Economic and Spiritual Values Today
Today we have far better freedoms and opportunities, yet the value curves are comparable. One is for potential work. The other is for past work. The curves are pushed out further due to longer life expectancies and more years in school for children. (A potential value curve for newborns would not rise as sharply due to a higher start for a newborn. Newborns also now have much lower mortality rates.)
The declining potential value curve for older people is balanced by an increasing value curve for past work. Beyond economics, we also recognize the great value of wisdom and legacies of love that the older generation passes on to younger ones.
The spiritual value of children and parents to each other is immeasurable. This love motivates parents to make great investments of time and resources. It also helps children work within the shortcomings and practical limits of the family.
The LIFE foundation has done a great job of making the public aware of the basic needs and values of life insurance. Prior to its realLIFEstories campaign, I worked with community groups to help senior citizens put together a Life Portrait—a brief personal history with a few pictures. They gave the portraits as holiday gifts to their families.
We are seeing great transfers of wealth to future generations. We need to consider the spiritual as well as the economic ramifications of these transfers, making sure that financial wealth is a blessing, not a burden. A pioneer in this area is Robert S. Littell (www.bob-littell.com) creator of the Family Incentive Trustª. It combines estate planning with goals aimed at building character in current and future generations. It gives incentives for positive behaviors and personal growth.
What similar alliances would provide a win-win-win situation for client, agent, and company?
Chicken Soup for the Life Insurance Soul
A great story in the history of life insurance is about a 19th century life insurance executive who was a physician. A major policyholder was seriously ill. The policy claim would have jeopardized the solvency of the insurance company. The doctor nursed the policyholder back to health. He saved the life of both the policyholder and the company. I wonder if he served him chicken soup.

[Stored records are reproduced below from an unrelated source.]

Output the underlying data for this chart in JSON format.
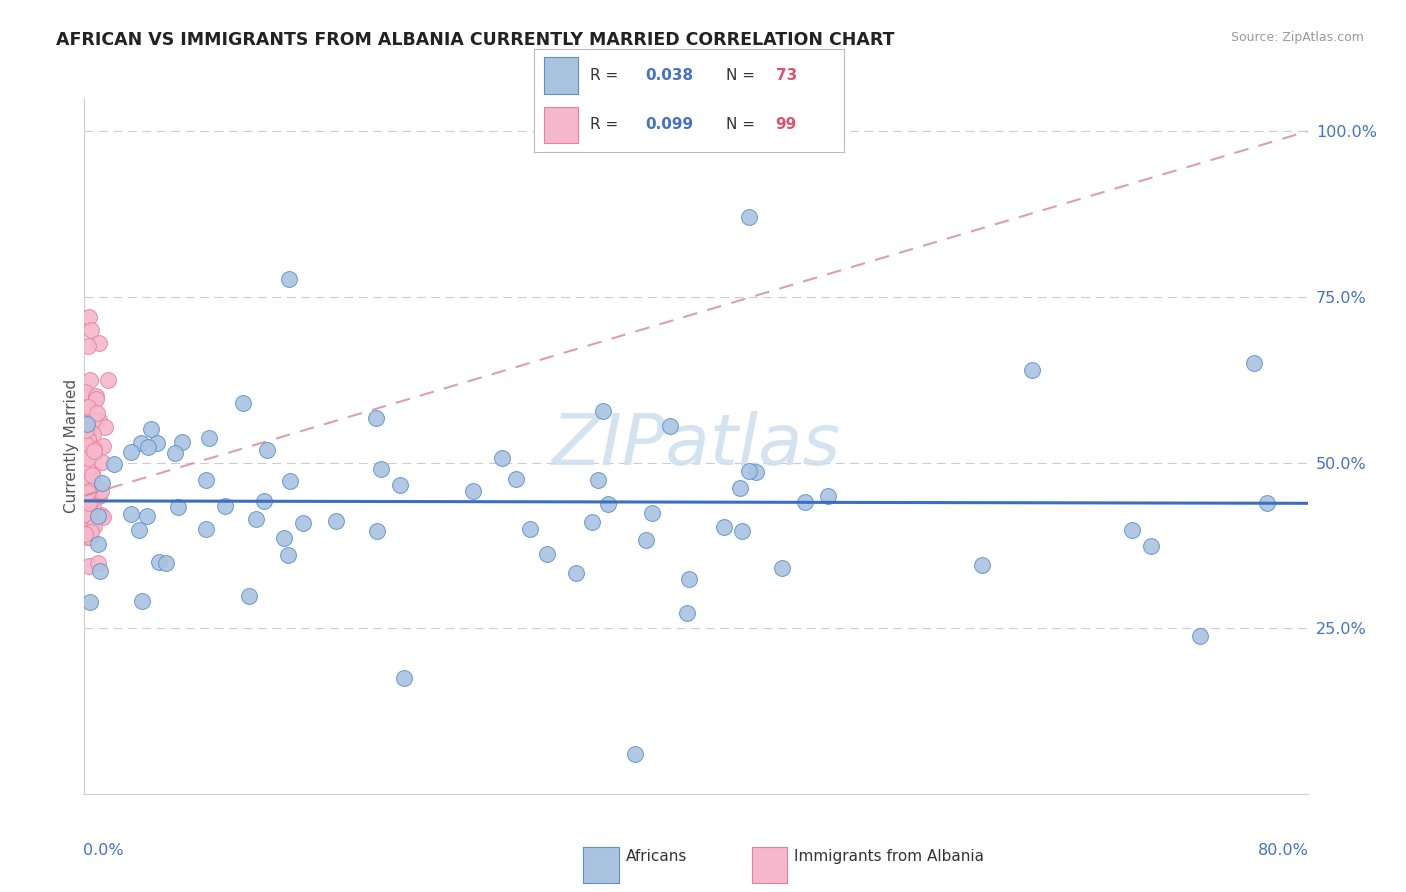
{
  "title": "AFRICAN VS IMMIGRANTS FROM ALBANIA CURRENTLY MARRIED CORRELATION CHART",
  "source": "Source: ZipAtlas.com",
  "ylabel": "Currently Married",
  "xlim": [
    0.0,
    0.8
  ],
  "ylim": [
    0.0,
    1.05
  ],
  "yticks": [
    0.25,
    0.5,
    0.75,
    1.0
  ],
  "ytick_labels": [
    "25.0%",
    "50.0%",
    "75.0%",
    "100.0%"
  ],
  "color_african": "#aac4e0",
  "color_albania": "#f5b8cc",
  "color_african_edge": "#5b8fce",
  "color_albania_edge": "#e8829a",
  "color_african_line": "#3a6fbe",
  "color_albania_line": "#d08090",
  "watermark_color": "#d0e0ef",
  "grid_color": "#cccccc",
  "axis_color": "#cccccc",
  "title_color": "#222222",
  "source_color": "#999999",
  "ylabel_color": "#555555",
  "tick_color": "#4472c4",
  "legend_r_color": "#4472c4",
  "legend_n_color": "#e05070",
  "african_seed": 42,
  "albania_seed": 7
}
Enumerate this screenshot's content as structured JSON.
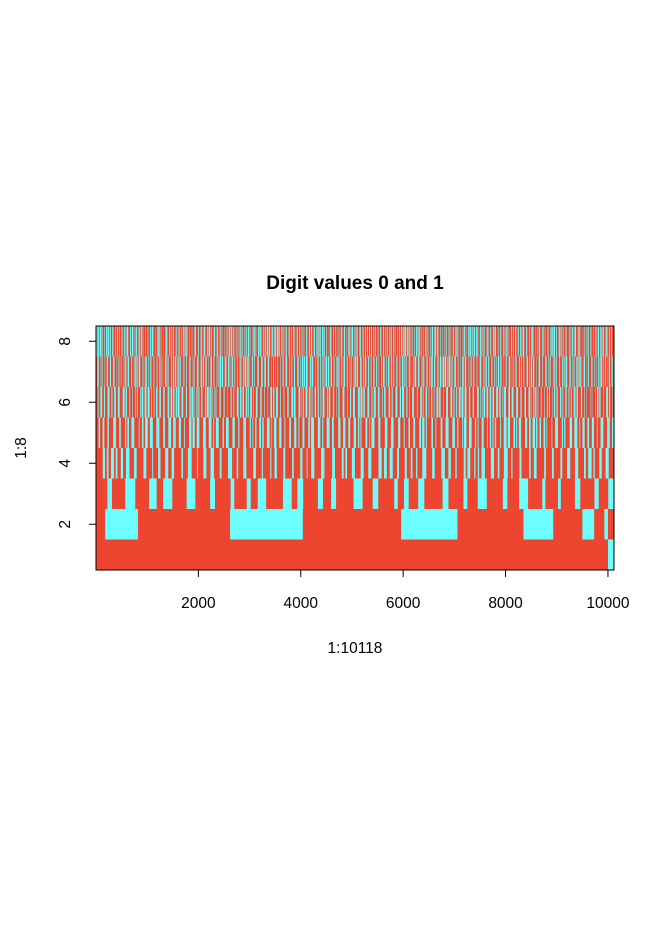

From the wisdom of Jewish humor, the question is why does a man always need at least two chickens? If one chicken is sick, he can kill the healthy one and make chicken soup for the other. Half of your chickens is a high cost for health insurance, but the principle is one of sacrificing for those in need. (A story is also told of an old rabbi who is ridiculed for planting trees. “You will never see them!” he is told. “I do not plant for myself. I plant for those who come,” the rabbi replies.)
A question comes first, before the chicken or the egg. You have to ask what your client wants. If it is morning, serve eggs. If it is lunch, serve chicken. If it is evening, help the hen gather the chicks until the rooster crows for a new morn.
We need to be aware of changing needs according to a person’s stage of life. Should the life insurance business form greater alliances with complementary services? Youths, for example, need protection and opportunity. What can insurance people do to promote education, health, and career development? Should agents form alliances with skills training and employment services? Can we start young clients with low-cost term insurance and then efficiently move them into policies with long-term value? If affiliated services help them earn more income, we will have better clients.
As people move toward retirement, can we help them allocate assets effectively and plan for a long life? Can we improve Social Security funding of retirement needs? The potential depletion of Social Security is similar to the tremendous problem of underfunded life insurance policies. How should clients rebalance these policies? For those who do estate planning, can we address the spiritual as well as the legal and economic? As digital agents, we can use our creativity and tools to help connect these generations.